Clean Electricity Regulations

Also expected to be enacted under the CEPA in 2025, Canada’s Clean Electricity Regulations will prohibit most electricity generation facilities from emitting more than 30 tonnes of CO2 per gigawatt hour (GWh) by 2035 (the Performance Standard). The Performance Standard will impose differential costs on businesses operating in provinces heavily reliant on fossil fuel-generated electricity compared to those with established clean energy portfolios.

The Government of Canada has outlined that creating a net-zero power grid involves balancing decarbonization, reliability, and affordability. However, achieving these aims simultaneously presents challenges due to existing technologies and associated costs. Provinces heavily reliant on fossil fuels, such as Alberta, Saskatchewan, and Nova Scotia, face substantial costs related to investments in clean energy infrastructure and emerging clean technology. These costs could strain the profitability and competitiveness of companies within these regions as electricity generation costs are expected to be passed on to the rate payers.

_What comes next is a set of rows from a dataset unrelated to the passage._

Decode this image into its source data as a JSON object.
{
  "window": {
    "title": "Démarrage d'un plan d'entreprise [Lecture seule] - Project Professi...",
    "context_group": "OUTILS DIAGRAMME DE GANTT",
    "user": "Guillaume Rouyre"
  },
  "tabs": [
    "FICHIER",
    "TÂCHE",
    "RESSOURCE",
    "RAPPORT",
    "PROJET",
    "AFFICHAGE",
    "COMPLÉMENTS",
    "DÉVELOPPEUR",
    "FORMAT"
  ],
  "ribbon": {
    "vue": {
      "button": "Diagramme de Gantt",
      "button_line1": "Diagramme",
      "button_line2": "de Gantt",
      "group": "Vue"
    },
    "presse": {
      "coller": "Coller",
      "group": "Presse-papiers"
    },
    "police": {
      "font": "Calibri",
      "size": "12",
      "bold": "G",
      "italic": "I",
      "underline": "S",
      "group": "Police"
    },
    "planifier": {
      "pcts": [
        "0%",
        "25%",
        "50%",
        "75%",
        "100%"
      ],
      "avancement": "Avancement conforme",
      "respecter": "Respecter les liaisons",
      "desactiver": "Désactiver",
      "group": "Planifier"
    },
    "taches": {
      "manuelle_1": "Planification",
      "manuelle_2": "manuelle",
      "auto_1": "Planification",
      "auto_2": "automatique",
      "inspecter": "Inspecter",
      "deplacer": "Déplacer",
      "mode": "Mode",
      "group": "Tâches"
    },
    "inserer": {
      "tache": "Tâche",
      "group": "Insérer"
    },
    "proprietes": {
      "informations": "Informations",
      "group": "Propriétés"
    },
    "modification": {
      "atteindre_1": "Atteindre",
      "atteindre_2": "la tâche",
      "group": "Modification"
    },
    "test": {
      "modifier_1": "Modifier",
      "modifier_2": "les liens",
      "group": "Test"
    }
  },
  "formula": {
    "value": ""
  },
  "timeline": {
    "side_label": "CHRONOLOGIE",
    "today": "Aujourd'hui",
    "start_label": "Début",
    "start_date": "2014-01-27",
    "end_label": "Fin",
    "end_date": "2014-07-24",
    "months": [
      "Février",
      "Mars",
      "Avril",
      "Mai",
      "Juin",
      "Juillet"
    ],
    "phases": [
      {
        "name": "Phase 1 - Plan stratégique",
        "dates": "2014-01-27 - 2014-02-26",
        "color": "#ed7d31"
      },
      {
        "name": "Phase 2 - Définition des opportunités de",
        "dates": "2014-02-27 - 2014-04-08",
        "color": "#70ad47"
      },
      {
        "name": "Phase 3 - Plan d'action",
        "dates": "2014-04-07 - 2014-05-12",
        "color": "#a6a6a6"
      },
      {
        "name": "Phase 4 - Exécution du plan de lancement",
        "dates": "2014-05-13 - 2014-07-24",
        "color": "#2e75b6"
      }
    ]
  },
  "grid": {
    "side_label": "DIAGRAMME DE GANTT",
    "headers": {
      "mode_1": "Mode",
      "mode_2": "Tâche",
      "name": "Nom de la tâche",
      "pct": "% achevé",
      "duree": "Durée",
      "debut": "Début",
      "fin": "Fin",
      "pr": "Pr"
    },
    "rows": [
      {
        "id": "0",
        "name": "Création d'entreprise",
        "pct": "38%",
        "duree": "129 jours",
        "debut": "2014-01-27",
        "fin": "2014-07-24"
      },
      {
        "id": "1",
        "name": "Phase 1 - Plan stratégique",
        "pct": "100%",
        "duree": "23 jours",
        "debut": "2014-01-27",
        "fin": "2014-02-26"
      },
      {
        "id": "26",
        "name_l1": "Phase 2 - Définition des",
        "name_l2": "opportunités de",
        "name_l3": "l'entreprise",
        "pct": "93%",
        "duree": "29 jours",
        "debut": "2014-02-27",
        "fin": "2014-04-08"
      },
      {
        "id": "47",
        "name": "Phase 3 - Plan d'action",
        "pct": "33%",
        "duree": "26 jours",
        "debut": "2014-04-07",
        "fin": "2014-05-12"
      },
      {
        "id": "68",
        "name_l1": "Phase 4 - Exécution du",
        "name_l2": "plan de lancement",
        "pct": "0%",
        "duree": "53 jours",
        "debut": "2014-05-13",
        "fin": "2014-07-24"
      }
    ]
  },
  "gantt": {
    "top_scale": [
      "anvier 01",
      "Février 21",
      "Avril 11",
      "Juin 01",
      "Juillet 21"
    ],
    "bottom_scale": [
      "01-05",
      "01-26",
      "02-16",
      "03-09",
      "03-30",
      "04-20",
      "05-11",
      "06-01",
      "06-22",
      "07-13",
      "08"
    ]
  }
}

Recent federal initiatives, like the Investment Tax Credits in the 2023 budget, aim to support clean energy investments. However, these initiatives could tie financial assistance to provincial commitments to cooperate with Parliament’s energy policies. Conversely, provinces with established hydro and nuclear assets, like Ontario, Québec, British Columbia, Manitoba, and Newfoundland and Labrador, may experience lower costs and potentially gain a competitive edge due to their cleaner energy profiles.


Despite signs of progress, Canada is at risk of not meeting its 2030 emissions reduction target. Current policies, even with enhancements, may be insufficient to achieve a minimum 40 per cent reduction in emissions from 2005 levels by 2030. Moreover, while Canada’s commitment marks a significant step towards a net-zero economy, it is crucial for industry stakeholders to monitor the Government’s formal legislative actions, response to potential legal challenges, and evolving initiatives to reach the net-zero emissions goal by 2050.

The introduction of the Clean Electricity Regulations and the proposed cap on oil and gas emissions signify a major transformation in Canada’s energy policy, affecting businesses nationwide. Achieving the collective goals of reducing emissions, ensuring energy security, and fostering economic growth requires clear emissions policies, incentives, and regulatory frameworks. Given the investment decisions, regulatory obstacles, and construction efforts needed for emissions mitigation and abatement, the year 2030 is approaching quickly. If the Federal Government’s stated intentions do not waver, it will be imperative for businesses to finalize their emissions reduction approaches without delay to ensure they are not left behind.